A host of conditions – including scratched corneas and stress – can cause the eye to twitch. But what should we look out (no pun intended) for?

“Differentiation between twitching due to benign things is usually to do if there is a slow recovery, if it is increasingly staying down or if there is anything else untoward. These would include other symptoms that are peculiar and you just always have to be aware of what is going on in your body.

“The main thing is to be kind to your eyes like you would the rest of the body, you need rest, possibly lubrication drops and rest from the computer at first. Get a good night’s sleep, avoid caffeine and make sure you’re getting proper nutrition. Just see how things go but don’t avoid the doctors or dismiss it as something harmless if it’s continuous,” Dr Bartone continues.

If it’s as simple as burning the candle at both ends (and the middle) re-asses your habits and lifestyle, and take it from there.

“However, if there is any discharge from the eye it’s never a good sign, so look out for that, pain and monitor persistent redness as well.

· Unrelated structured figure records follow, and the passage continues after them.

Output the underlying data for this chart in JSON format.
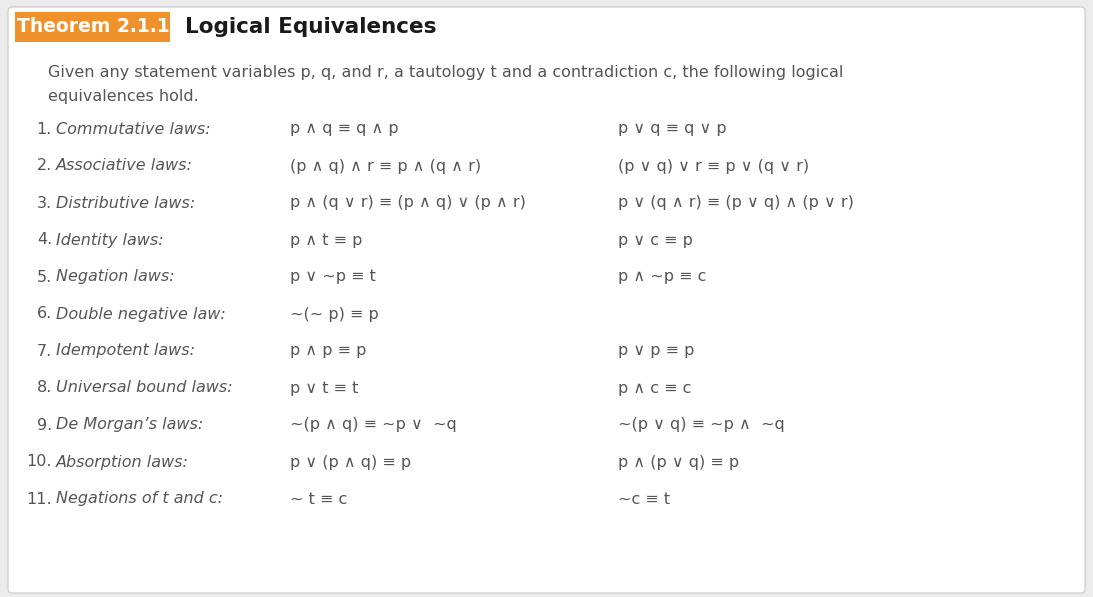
{
  "bg_color": "#ebebeb",
  "card_bg": "#ffffff",
  "header_orange_bg": "#f0922b",
  "header_orange_text": "#ffffff",
  "header_black_text": "#1a1a1a",
  "theorem_label": "Theorem 2.1.1",
  "theorem_title": "Logical Equivalences",
  "intro_line1": "Given any statement variables p, q, and r, a tautology t and a contradiction c, the following logical",
  "intro_line2": "equivalences hold.",
  "laws": [
    {
      "num": "1.",
      "name": "Commutative laws:",
      "left": "p ∧ q ≡ q ∧ p",
      "right": "p ∨ q ≡ q ∨ p"
    },
    {
      "num": "2.",
      "name": "Associative laws:",
      "left": "(p ∧ q) ∧ r ≡ p ∧ (q ∧ r)",
      "right": "(p ∨ q) ∨ r ≡ p ∨ (q ∨ r)"
    },
    {
      "num": "3.",
      "name": "Distributive laws:",
      "left": "p ∧ (q ∨ r) ≡ (p ∧ q) ∨ (p ∧ r)",
      "right": "p ∨ (q ∧ r) ≡ (p ∨ q) ∧ (p ∨ r)"
    },
    {
      "num": "4.",
      "name": "Identity laws:",
      "left": "p ∧ t ≡ p",
      "right": "p ∨ c ≡ p"
    },
    {
      "num": "5.",
      "name": "Negation laws:",
      "left": "p ∨ ~p ≡ t",
      "right": "p ∧ ~p ≡ c"
    },
    {
      "num": "6.",
      "name": "Double negative law:",
      "left": "~(~ p) ≡ p",
      "right": ""
    },
    {
      "num": "7.",
      "name": "Idempotent laws:",
      "left": "p ∧ p ≡ p",
      "right": "p ∨ p ≡ p"
    },
    {
      "num": "8.",
      "name": "Universal bound laws:",
      "left": "p ∨ t ≡ t",
      "right": "p ∧ c ≡ c"
    },
    {
      "num": "9.",
      "name": "De Morgan’s laws:",
      "left": "~(p ∧ q) ≡ ~p ∨  ~q",
      "right": "~(p ∨ q) ≡ ~p ∧  ~q"
    },
    {
      "num": "10.",
      "name": "Absorption laws:",
      "left": "p ∨ (p ∧ q) ≡ p",
      "right": "p ∧ (p ∨ q) ≡ p"
    },
    {
      "num": "11.",
      "name": "Negations of t and c:",
      "left": "~ t ≡ c",
      "right": "~c ≡ t"
    }
  ],
  "text_color": "#555555",
  "formula_color": "#555555"
}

“There are a whole heap of neurological conditions that can cause twitching and while they are probably unlikely you need to look out for associated symptoms or droopy eyelids. It all comes down to the nature of the twitch and the symptoms at the time,” says Dr Bartone, who advises sensitivity to light can cause twitching, but something like trauma or recent eye damage, for example, could be the underlying problem.

“A GP is a good port of call for eye problems, so is an ophthalmologist, but a GP can check out other appropriate issues and quickly work out if it is or isn’t requiring a referral to a specialist and the likelihood that further treatment is needed,” says Dr Bartone.